Znów położyłem swoją rękę na jej policzku. I znów ją zrzuciła. Szarpnąłem licówki swoich włosów. Dlaczego nie mogła tego odwzajemnić? Dlaczego, choć raz nie mogła się słuchać?
Odepchnąłem stół, pełen frustracji, który głośno uderzył o podłogę. A huk długo hałasował w mojej głowie. Może dlatego straciłem świadomość tego co robię?

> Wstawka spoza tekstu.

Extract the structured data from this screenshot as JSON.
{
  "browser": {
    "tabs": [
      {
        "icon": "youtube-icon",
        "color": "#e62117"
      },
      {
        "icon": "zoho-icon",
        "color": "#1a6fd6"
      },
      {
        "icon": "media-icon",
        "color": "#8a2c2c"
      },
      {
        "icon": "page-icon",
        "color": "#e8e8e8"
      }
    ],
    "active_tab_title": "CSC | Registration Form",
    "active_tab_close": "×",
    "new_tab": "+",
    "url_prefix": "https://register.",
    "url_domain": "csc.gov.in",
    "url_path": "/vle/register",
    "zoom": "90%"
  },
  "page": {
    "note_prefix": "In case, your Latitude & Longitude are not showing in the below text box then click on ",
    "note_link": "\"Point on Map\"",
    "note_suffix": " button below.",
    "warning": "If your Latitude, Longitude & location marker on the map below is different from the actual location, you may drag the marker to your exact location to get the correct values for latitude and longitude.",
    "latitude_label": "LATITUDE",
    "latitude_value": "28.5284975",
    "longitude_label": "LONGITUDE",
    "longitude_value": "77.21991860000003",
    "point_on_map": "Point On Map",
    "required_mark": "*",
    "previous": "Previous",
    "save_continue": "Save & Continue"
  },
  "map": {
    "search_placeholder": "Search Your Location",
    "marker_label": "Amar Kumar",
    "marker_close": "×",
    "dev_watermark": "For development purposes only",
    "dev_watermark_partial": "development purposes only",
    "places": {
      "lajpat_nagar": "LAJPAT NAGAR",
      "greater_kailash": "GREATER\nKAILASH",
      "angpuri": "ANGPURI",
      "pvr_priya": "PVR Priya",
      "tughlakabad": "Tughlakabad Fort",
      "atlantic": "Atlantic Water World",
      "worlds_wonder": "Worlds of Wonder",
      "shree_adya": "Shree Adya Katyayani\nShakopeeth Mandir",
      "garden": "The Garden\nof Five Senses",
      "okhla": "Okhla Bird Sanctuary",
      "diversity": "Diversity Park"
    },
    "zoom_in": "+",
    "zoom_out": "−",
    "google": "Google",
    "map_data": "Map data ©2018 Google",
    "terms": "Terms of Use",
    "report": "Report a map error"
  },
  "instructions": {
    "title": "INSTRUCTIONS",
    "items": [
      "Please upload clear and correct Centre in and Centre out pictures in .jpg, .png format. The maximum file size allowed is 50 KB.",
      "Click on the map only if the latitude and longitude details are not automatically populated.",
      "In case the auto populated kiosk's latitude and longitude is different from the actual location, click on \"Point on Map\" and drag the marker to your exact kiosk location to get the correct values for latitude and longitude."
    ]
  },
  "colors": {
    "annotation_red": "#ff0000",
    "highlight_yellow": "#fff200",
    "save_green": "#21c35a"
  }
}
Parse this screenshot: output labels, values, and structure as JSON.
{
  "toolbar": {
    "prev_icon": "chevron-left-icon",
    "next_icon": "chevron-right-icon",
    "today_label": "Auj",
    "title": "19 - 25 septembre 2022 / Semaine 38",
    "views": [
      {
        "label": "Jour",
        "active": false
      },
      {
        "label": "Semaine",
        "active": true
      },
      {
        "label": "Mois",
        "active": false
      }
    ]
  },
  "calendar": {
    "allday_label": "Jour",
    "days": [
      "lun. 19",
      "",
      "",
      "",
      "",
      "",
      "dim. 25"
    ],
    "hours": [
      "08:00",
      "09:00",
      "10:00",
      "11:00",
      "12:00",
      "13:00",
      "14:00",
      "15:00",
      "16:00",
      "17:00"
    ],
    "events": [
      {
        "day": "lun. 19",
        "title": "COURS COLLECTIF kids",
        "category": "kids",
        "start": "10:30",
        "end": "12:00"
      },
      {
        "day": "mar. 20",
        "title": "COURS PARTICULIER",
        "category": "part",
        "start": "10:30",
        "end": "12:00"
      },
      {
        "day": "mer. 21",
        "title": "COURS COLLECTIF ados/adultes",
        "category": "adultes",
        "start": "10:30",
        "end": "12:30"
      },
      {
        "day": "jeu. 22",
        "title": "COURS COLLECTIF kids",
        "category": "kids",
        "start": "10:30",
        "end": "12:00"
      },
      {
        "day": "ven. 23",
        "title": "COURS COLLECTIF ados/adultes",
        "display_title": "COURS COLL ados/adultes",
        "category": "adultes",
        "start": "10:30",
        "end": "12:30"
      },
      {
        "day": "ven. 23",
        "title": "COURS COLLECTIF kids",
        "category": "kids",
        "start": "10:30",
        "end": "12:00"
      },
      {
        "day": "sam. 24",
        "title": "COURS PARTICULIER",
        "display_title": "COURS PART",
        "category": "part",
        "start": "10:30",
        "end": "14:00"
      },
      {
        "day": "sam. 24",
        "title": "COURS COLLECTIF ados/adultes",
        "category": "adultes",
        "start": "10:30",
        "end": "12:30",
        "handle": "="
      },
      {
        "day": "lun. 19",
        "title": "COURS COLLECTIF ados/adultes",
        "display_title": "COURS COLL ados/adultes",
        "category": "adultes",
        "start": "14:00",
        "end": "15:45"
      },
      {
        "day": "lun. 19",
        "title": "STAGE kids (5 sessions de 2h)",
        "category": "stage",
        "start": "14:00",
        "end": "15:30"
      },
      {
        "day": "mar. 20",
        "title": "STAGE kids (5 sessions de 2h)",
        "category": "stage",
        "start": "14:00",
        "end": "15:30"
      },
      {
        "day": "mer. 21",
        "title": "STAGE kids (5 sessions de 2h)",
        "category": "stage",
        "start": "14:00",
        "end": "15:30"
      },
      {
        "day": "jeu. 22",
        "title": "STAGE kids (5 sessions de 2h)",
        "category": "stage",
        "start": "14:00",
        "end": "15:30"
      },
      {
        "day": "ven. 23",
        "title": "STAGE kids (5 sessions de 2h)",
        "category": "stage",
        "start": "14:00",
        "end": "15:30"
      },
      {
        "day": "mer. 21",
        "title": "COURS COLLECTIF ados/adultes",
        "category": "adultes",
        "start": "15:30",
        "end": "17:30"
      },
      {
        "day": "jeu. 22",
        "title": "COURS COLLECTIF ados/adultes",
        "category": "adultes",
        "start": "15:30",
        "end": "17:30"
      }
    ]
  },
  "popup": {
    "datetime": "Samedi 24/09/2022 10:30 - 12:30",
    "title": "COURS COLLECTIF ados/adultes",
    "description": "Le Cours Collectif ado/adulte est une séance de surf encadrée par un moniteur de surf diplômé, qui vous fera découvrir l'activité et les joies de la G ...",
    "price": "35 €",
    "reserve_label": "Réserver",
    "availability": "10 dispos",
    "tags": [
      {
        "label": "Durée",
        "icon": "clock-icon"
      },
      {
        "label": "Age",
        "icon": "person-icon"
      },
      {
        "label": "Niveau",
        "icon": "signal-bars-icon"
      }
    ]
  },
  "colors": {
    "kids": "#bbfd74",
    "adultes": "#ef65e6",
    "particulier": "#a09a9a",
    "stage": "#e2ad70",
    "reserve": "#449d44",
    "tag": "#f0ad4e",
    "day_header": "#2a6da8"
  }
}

Spadły nasze talerze. Jedzenie wylądowało na podłodze. Wszystko było na podłodze. Runęło jak nasze dobre chwile. Zniknęło wszystko. Stanąłem przed nią. Patrzyła przerażona i uchyliła się przed uderzeniem. Ktore nie nadchodziło. Myślała, że chce ją skrzywdzic.. Nawet o tym nie pomyślałem.
- Jesteś tak cholernie niewdzięczna - splunąłem i wyszedłem z głośnym trzaskiem.
Wyszedłem, bo nie wiedziałem co powinienem z nią zrobić. W jaki sposób miałem ją skrzywdzić? Skoro nie chciałem krzywdzić jej wcale.